And the content didn´t disappoint me at all. Not exactly exquisite (for that wasn´t Roberts´s intention), but at the same time intricate and vivid, and inspired by Off on a Comet, a Jules Verne story which is available for free download here, Splinter tells the story of the last days of Earth - and what happens to its very few survivors after that.

The story begins when Hector, a thirty-eight old American man living in Europe, returns for a few days to California to see his father, with whom he doesn´t have the best of relationships - in fact, he almost never talked to him since his mother died and he left for Europe. Hector is a very rational guy, who likes to see everything through a intellectual lens. So it´s kind of a shocker when he comes to visit his dad in a ranch in the desert, a ranch he bought to live with a small, very simple and friendly community - of people who strongly believe the world will be destroyed by an asteroid very soon. In fact, they explain to him, everything is going to end in the night of Hector´s arrival.

Evidently, he doesn´t believe a bit neither in all the talk of the members of the community, nor in his father, who seems pretty convinced of that as well, but who´s also a rational, straightforward man, and doesn´t make any effort to win his son´s trust on that matter, because he has studied the matter and just know for a fact that it´s true. So, he just goes with the flow, a thing that annoys Hector immensely. In the first part of the book, we are led through the convolutions of his mind, almost a Woody Allen-esque essay on mild post-adolescent paranoia. It´s even laughable in some moments.

But the end of the Earth happens pretty early in the book - or so we are told. Of course, despite a great earthquake that almost kills Hector (he bumps his head hard when he gets off him room in the middle of the night, but doesn´t quite fall off the stairs because - for him it´s certainly his imagination doing the trick - he feels himself weightless for a second and a half before landing on a couch that cushions his fall), things doesn´t change much... at least, not in the beginning.

For a thick fog descends all over the place and they can´t see the sun any longer. Days and nights become shorter and shorter, much to Hector´s amazement. But all these strange phenomena can´t convince him at all: he always have a scientific explanation for them (even though he knows that he isn´t a scientist, and even his own explanations are nothing more than sheer speculation). He even tries to get away in his father´s car, but he can´t bring himself to do it. That first try is reminiscent of Luis Buñuel´s The Exterminating Angel. There will be a second one later in the book, but this time he, his father and another member of the community will get out of the ranch, but they won´t be able to ride very long because of the terrain, now strangely sloped (it was flat before).

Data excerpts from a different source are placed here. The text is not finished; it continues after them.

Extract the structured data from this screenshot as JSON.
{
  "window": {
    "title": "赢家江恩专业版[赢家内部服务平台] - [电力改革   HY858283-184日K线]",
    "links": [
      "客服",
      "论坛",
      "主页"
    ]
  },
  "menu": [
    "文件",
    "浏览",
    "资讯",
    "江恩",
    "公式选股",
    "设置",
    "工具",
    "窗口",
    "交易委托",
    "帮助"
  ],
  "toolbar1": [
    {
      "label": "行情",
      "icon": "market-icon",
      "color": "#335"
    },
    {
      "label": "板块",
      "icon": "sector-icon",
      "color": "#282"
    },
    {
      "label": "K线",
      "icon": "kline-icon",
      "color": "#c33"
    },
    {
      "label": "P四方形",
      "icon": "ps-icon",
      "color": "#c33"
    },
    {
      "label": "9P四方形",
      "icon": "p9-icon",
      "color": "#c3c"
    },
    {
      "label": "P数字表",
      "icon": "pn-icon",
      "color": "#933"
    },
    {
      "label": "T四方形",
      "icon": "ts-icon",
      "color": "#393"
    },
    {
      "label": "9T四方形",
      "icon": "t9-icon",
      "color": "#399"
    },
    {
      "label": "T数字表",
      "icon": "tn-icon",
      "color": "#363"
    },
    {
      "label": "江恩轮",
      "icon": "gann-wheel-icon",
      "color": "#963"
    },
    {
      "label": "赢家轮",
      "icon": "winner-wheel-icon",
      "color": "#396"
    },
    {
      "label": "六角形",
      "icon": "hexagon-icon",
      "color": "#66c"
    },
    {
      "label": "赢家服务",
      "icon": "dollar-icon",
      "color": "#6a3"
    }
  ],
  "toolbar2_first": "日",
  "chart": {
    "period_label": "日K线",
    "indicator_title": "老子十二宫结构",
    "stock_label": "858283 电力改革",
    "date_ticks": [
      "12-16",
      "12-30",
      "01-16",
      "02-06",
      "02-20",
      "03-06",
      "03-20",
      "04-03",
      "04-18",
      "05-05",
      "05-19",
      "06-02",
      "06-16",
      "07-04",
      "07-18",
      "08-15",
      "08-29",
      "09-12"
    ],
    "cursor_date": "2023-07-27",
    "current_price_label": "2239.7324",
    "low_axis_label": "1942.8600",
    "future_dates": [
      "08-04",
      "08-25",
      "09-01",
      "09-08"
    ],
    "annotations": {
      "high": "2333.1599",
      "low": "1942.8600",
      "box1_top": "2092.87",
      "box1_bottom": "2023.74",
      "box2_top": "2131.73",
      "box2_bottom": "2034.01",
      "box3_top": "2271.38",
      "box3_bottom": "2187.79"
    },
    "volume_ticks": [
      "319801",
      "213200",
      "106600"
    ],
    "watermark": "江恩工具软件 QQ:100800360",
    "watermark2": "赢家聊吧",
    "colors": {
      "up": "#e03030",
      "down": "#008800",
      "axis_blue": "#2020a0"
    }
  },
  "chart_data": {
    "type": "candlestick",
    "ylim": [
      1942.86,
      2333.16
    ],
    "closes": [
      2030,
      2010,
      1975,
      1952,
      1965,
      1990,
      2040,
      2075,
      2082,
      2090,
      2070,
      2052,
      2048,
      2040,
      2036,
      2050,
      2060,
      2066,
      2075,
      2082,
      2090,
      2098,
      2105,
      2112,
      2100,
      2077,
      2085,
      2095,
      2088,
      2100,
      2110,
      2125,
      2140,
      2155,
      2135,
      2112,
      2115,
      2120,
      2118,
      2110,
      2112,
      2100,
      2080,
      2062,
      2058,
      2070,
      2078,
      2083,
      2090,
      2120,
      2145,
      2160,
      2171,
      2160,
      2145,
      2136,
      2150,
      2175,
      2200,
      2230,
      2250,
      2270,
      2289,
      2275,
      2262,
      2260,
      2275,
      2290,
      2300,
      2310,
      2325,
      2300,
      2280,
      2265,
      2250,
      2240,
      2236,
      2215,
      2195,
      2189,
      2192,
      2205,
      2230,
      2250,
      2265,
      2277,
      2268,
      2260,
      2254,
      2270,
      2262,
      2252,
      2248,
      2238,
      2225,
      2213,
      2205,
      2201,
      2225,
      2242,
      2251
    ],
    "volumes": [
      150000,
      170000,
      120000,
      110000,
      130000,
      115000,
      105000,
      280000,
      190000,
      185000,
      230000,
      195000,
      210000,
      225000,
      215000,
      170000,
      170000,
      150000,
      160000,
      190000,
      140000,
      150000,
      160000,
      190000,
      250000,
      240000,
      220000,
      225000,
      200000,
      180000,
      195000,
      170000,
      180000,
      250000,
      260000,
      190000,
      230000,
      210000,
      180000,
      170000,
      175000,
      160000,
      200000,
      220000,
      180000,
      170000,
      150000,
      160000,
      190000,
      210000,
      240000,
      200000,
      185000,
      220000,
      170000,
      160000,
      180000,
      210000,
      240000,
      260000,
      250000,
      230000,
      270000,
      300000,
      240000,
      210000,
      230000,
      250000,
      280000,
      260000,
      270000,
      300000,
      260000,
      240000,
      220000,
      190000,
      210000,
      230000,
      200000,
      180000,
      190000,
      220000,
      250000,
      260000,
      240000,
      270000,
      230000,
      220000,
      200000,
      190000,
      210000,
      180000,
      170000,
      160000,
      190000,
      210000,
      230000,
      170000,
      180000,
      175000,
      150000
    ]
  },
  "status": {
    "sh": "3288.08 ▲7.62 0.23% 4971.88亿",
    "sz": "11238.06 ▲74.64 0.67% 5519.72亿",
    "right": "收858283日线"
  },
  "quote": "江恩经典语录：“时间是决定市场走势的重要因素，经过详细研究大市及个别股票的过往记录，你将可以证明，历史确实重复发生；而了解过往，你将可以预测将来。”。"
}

The second and the third parts of the book are written in different paces - and in different tenses, which give the reader a very strong sense of intensity and finality. The first part is narrated in the past (Hector did, he said); the second is in the right-now, in the present (he does, he goes), and the third, of course, is set in the future (one of my favorite tenses, much used by the OuLiPo authors, like Georges Perec and Italo Calvino).

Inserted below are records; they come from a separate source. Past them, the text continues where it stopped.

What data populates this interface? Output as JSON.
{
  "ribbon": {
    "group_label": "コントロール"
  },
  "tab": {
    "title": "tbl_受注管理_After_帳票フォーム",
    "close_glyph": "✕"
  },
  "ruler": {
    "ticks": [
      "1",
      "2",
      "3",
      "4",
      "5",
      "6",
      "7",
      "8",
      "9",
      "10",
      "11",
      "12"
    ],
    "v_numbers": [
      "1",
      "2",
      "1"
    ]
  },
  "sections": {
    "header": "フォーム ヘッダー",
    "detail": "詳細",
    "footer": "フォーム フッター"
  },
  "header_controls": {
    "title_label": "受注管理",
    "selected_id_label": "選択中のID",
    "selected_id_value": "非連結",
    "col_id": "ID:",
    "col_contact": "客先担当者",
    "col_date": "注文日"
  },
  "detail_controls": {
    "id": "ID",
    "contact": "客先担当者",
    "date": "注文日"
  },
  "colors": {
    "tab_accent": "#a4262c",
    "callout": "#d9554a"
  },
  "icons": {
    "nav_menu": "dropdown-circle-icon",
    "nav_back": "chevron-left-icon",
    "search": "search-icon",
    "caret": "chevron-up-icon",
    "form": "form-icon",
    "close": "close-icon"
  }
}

Splinter is not exactly a post-apocaliptical story, at least not in the classical sense. It reads more like a mix of the abovementioned Buñuel movie and a locked room mystery, in which the characters are in a place and simply go along with a situation that has been established for them before, so all that they can do is to worry about other things - like survival, for instance. But before long Hector can see that they aren´t exactly fit for this task. He certainly isn´t, and he doesn´t offer to be the savior of the community, on the contrary; he almost becomes their Enemy, their Antichrist, before attaining, at the end, a kind of holy man status, due to strange daydreams he experiences, daydreams that his father also have, and that are interpreted by everyone as the asteroid (who, after shattering Earth, ripped off the part of the planet they were in and took them for a wild ride through the Solar System) trying to communicate with them.

Very well written, Splinter is not only a page-turner, but it´s also a veritable meditation on how one can choose to cope with a situation (any situation) or simply remain apart, but never entirely aside of it. It´s an elegant twist of the old Eldridge Cleaver saying "You're either part of the solution or you're part of the problem". Hector is torn apart for not knowing even if there is a problem in the first place - but he chooses not to discover the truth. And that´s his undoing.